Wychodząc z free-jazzowego idiomu lat 70. muzycy wzbogacili brzmienie tria o zdobycze techniki, stosując elektroniczne efekty, loopy i przystawki. Przetworzone dźwięki mieszają się z akustycznymi. Trąbka Susany Santos Silvy przypomina chwilami Tomasza Stańkę z legendarnej "Balladyny", to znów Dave’a Douglasa z płyt Johna Zorna. Kontrabas Goncalo Almeidy kojarzy mi się z Dave’em Hollandem. Silva i Almeida są czołowymi postaciami portugalskiego jazzu. Dla tych, którzy znali dotychczas tylko wokalistkę Marię Joao i pianistę Mario Laginhę, będą odkryciem.

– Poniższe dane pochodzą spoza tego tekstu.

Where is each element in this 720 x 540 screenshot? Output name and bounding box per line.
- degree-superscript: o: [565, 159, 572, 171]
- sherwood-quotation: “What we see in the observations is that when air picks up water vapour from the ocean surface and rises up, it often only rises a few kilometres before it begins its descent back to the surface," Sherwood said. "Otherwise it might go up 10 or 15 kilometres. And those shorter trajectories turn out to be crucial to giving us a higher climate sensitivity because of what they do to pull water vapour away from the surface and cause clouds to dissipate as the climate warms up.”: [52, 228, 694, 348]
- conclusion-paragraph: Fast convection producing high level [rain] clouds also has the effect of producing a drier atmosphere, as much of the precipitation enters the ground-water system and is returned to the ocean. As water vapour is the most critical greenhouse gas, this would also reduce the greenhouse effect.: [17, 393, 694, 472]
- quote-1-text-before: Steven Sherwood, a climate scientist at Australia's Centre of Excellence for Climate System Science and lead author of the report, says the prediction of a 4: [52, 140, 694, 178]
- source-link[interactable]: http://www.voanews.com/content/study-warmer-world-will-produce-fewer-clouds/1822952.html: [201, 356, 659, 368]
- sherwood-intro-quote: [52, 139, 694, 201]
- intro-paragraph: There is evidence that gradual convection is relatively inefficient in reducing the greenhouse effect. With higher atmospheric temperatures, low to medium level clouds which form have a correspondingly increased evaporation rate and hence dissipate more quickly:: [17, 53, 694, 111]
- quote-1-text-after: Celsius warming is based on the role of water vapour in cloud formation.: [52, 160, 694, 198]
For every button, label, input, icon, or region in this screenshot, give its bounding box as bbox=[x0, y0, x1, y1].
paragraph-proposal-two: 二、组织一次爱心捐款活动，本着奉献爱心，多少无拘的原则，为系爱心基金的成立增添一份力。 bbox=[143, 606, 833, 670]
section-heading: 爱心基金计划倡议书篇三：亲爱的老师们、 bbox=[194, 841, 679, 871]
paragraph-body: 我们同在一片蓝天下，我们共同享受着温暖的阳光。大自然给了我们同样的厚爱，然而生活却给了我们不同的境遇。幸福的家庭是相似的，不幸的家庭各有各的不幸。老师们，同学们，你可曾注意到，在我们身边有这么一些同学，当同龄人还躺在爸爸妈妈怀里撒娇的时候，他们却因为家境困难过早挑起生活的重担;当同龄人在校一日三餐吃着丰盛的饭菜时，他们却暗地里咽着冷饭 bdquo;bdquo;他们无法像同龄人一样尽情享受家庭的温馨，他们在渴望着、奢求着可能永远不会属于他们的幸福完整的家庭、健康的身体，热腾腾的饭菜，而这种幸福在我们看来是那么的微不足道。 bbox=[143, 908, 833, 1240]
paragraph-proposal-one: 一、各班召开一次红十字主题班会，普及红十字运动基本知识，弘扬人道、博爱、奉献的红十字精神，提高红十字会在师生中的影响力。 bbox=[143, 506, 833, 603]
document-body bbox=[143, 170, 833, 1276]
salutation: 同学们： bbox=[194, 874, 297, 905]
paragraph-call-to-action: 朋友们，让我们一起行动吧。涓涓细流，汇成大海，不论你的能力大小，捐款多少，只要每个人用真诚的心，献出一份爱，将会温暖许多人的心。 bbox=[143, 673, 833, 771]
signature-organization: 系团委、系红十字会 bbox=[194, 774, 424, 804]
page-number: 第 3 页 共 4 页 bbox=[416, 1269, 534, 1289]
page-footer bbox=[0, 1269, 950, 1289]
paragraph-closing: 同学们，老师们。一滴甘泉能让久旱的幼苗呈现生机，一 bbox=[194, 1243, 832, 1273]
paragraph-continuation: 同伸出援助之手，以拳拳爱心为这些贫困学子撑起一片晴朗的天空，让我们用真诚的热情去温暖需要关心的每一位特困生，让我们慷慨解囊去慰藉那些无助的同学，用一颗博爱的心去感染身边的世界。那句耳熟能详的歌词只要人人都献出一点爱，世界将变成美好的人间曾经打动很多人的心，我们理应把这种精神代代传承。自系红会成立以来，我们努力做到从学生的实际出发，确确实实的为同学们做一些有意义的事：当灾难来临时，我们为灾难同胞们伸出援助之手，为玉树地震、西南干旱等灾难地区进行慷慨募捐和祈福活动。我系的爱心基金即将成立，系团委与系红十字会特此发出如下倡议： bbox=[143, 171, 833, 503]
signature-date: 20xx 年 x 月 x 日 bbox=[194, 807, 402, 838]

Oboje mają bogate doświadczenia zdobyte podczas występów i nagrań z amerykańskimi i europejskimi jazzmanami. Silva m.in. z Lee Konitzem, Carlą Bley i Joshuą Redmanem. W zespole Lama prowadzą improwizowany dialog otwarty na nowe pomysły. Jest w tej muzyce ekspresja i charakterystyczna portugalska zaduma " saudade znane choćby z fado. Oryginalny jazz bez kompromisów.